One of the craziest things I have done as a classical musician is go on tour with the 70s British rock band, Jethro Tull. It was me and eleven middle-aged men on a tour bus for a month (don’t worry they took very good care of me)! I wrote this song for the tour.

Collaboration is one of the things I love most about playing music, and you can’t get more collaborative than chamber music. This is a clarinet quintet (2 violins, viola, cello, and clarinet) written by a friend and brilliant composer, David Bruce. It’s a piece inspired by Gumboot dancing from South Africa. It’s in two ten minute parts – the first is stirring and melancholy and the second (a set of 5 dances) energizing and invigorating!

I’m part of Lincoln Center’s Mostly Mozart Festival Orchestra in NYC. As a way to connect audiences with their musicians, Lincoln Center’s marketing department created the “Mozart Minute”, videos that highlight a different side of the musician you see on stage. Here is mine.
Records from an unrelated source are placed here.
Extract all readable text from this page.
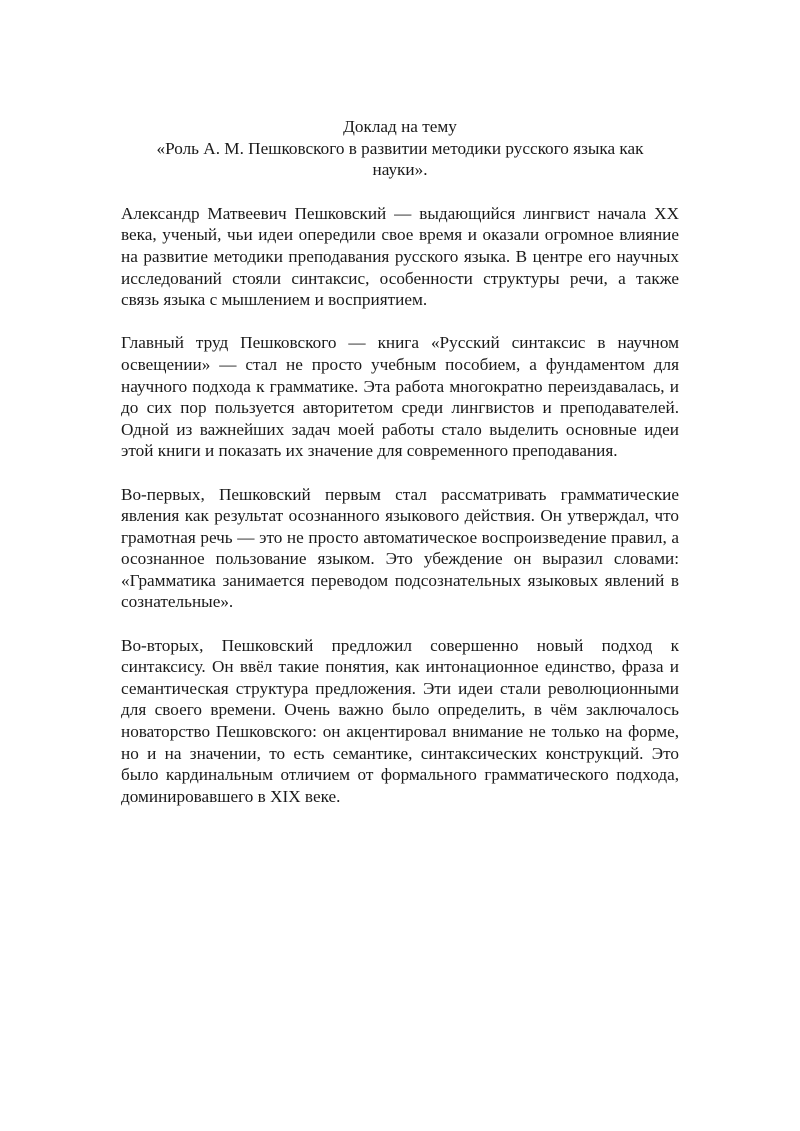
Доклад на тему
«Роль А. М. Пешковского в развитии методики русского языка как
науки».

Александр Матвеевич Пешковский — выдающийся лингвист начала XX века, ученый, чьи идеи опередили свое время и оказали огромное влияние на развитие методики преподавания русского языка. В центре его научных исследований стояли синтаксис, особенности структуры речи, а также связь языка с мышлением и восприятием.

Главный труд Пешковского — книга «Русский синтаксис в научном освещении» — стал не просто учебным пособием, а фундаментом для научного подхода к грамматике. Эта работа многократно переиздавалась, и до сих пор пользуется авторитетом среди лингвистов и преподавателей. Одной из важнейших задач моей работы стало выделить основные идеи этой книги и показать их значение для современного преподавания.

Во-первых, Пешковский первым стал рассматривать грамматические явления как результат осознанного языкового действия. Он утверждал, что грамотная речь — это не просто автоматическое воспроизведение правил, а осознанное пользование языком. Это убеждение он выразил словами: «Грамматика занимается переводом подсознательных языковых явлений в сознательные».

Во-вторых, Пешковский предложил совершенно новый подход к синтаксису. Он ввёл такие понятия, как интонационное единство, фраза и семантическая структура предложения. Эти идеи стали революционными для своего времени. Очень важно было определить, в чём заключалось новаторство Пешковского: он акцентировал внимание не только на форме, но и на значении, то есть семантике, синтаксических конструкций. Это было кардинальным отличием от формального грамматического подхода, доминировавшего в XIX веке.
Here is a commercial I shot for Cotton, you know “The fabric of our lives”. They wanted a real live musician for the ad and they were looking for a rock and roller, but in the end they settled for me — a classical violist!

I have been part of an on going residency at Lee Correctional Institution, a maximum security prison in South Carolina, for three years now. I have seen these men transform through music. It’s been one of the most meaningful experiences in my life thus far. CNN’s Great Big Story did a piece on our work there this year.

It’s 1924 and you’re a Russian composer living in Paris. You receive a commission to write music for a roving Russian ballet troupe about the circus. “Ladies and Gentleman, Boys and Girls, welcome to the circus!”